İzmir’in 1 Mayıs tarihi
1 Mayıs’ın ilk kez İzmir’de 1906 yılında kutlandığı iddiası, bir haber sitesindeki yazıyla deveran etmeye başladı. İddiaya göre; aslı bir sendikada olan Arapça yazılı bir belge, “1906’da Basmane’de bulunan işçi kıraathaneleri civarında 1 Mayıs kutlamasının yapıldığını bize aktarmakta”ydı
DR. ERKAN SERÇE
1886’da Amerika’nın Chicago kentinde 8 saatlik iş günü için 1 Mayıs günü başlatılan grevin kanlı bir şekilde bastırılması, ardından da tutuklanan işçilerden bir kısmının adil olmayan bir yargılama süreci sonrasında idam edilmeleri, sosyalizm ve emek tarihinde bir dönüm noktası oldu. 1889’da Paris’te toplanan II. Enternasyonal’de 1 Mayıs “Uluslararası İşçi Günü” olarak kabul edildi. 1 Mayıs, işçi sınıfının tüm emekçilerle beraber uluslararası dayanışma ve birlik günü olmasının ötesinde, emekçi haklarının genişletilmesi ve giderek emekçilerden yana yeni bir düzenin kurulması için sembol haline geldi. Bu nedenle, 1 Mayıs’ın tarihi, emekçilerin hak ve talepleri konusunda bilinçlenmesinin tarihiyle özdeş görüldü.

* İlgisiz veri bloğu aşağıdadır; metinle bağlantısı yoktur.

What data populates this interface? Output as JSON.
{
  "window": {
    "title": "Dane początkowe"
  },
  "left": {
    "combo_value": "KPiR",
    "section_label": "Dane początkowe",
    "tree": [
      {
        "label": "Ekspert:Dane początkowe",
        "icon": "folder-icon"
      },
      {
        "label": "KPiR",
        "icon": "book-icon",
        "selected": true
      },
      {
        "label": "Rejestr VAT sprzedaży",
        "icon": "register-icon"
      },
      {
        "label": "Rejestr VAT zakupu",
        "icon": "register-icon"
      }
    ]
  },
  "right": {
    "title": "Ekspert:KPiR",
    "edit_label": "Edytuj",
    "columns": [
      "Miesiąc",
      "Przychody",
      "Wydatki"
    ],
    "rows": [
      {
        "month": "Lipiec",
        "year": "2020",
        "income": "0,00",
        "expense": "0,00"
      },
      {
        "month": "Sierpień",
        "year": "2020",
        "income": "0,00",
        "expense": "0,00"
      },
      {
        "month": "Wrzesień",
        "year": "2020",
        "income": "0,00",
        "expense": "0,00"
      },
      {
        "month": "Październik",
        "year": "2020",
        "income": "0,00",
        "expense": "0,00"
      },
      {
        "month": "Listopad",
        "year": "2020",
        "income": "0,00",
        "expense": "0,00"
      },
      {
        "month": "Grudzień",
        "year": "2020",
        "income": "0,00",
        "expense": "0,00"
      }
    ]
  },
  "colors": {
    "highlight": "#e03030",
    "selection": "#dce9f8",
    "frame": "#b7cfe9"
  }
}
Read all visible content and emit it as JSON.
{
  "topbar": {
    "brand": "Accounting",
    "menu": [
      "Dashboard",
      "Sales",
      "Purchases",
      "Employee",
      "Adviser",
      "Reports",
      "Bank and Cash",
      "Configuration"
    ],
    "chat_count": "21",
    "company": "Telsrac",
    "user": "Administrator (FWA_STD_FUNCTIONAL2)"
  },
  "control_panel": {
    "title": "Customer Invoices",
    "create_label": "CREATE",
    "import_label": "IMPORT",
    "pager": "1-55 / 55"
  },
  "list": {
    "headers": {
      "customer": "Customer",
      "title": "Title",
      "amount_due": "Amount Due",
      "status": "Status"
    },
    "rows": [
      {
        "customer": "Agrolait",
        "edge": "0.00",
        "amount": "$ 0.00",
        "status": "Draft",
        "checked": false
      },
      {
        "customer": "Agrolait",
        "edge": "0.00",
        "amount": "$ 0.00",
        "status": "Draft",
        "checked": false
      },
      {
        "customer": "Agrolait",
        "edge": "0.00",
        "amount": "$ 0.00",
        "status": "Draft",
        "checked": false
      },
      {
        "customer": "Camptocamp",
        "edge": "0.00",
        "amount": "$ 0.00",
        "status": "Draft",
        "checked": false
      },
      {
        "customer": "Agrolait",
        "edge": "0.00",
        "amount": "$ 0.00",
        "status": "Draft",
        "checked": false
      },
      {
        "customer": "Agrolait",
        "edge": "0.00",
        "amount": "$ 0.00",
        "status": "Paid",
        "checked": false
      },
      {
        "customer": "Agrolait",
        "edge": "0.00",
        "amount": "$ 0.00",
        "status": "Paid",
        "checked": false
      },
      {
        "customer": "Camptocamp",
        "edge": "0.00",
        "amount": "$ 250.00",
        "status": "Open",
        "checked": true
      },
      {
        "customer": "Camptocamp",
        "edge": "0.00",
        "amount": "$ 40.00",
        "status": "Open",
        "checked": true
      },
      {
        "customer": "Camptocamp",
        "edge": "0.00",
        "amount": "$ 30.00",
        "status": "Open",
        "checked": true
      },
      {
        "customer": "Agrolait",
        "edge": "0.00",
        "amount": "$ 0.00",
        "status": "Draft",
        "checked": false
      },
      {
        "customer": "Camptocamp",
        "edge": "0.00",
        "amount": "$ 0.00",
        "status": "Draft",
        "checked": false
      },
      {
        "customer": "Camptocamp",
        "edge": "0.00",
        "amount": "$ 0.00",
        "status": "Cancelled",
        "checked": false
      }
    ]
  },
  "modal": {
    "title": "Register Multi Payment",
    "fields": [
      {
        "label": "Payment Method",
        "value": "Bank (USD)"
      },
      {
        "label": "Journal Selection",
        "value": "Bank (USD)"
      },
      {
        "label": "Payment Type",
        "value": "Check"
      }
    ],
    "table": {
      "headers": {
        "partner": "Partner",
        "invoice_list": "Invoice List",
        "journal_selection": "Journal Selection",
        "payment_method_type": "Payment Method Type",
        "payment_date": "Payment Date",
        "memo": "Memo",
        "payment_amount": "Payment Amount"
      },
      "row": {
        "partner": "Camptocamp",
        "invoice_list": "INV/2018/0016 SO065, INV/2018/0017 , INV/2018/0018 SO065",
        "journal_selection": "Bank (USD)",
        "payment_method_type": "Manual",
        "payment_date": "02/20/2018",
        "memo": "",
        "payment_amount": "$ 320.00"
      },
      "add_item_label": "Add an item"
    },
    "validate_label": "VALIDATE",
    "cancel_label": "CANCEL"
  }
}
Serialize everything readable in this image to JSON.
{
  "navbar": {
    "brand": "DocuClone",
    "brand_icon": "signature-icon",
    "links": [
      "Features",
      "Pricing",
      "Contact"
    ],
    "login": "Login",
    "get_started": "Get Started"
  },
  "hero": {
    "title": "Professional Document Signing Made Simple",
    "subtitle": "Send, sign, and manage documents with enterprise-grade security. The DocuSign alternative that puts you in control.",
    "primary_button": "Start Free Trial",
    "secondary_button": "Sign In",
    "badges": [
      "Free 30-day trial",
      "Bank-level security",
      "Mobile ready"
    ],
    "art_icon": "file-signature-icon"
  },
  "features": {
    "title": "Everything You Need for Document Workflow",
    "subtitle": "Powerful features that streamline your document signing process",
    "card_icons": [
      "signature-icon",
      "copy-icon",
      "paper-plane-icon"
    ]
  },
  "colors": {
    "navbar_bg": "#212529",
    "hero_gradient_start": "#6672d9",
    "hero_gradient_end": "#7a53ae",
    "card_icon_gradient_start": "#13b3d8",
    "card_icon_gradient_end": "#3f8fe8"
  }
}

Böylece hâlihazır toplumsal mücadelenin, hak ve özgürlük taleplerinin bir gelenek içine oturtulmasına hizmet edecek bir kimlik öğesi olarak değerlendirildi.
Eldeki belgeler, 1 Mayıs’ın ilk kez 1909’da Üsküp’te kutlandığını, ertesi yıl İstanbul emekçilerinin kutlamalara katıldığını göstermektedir. Peki, İzmir’de durum nedir? Bu sorunun yanıtını aramadan önce, Osmanlı Devleti’nde ilk 1 Mayıs’ın İzmir’de kutlandığı konusunda, 2000’li yıllarda ortaya atılan iddiayı ele almak gerekiyor.
İLK 1 MAYIS İZMİR'DE Mİ KUTLANDI?
1 Mayıs’ın ilk kez İzmir’de 1906 yılında kutlandığı iddiası, bir haber sitesindeki yazıyla deveran etmeye başladı. İddiaya göre; aslı bir sendikada olan Arapça yazılı bir belge, “1906’da Basmane’de bulunan işçi kıraathaneleri civarında 1 Mayıs kutlamasının yapıldığını bize aktarmakta”ydı. Belgenin çevirisi şöyle verilmektedir:
“Yurtsever Kardeşlerim!
Şerefli Gazete Çalışanları!
Haberiniz olsun ki,
1 Mayıs Dünya İşçileri Bayramı münasebetiyle amele kıraathaneleri civarındaki tren istasyonu mevkiinde toplantı ve gösteri vardır.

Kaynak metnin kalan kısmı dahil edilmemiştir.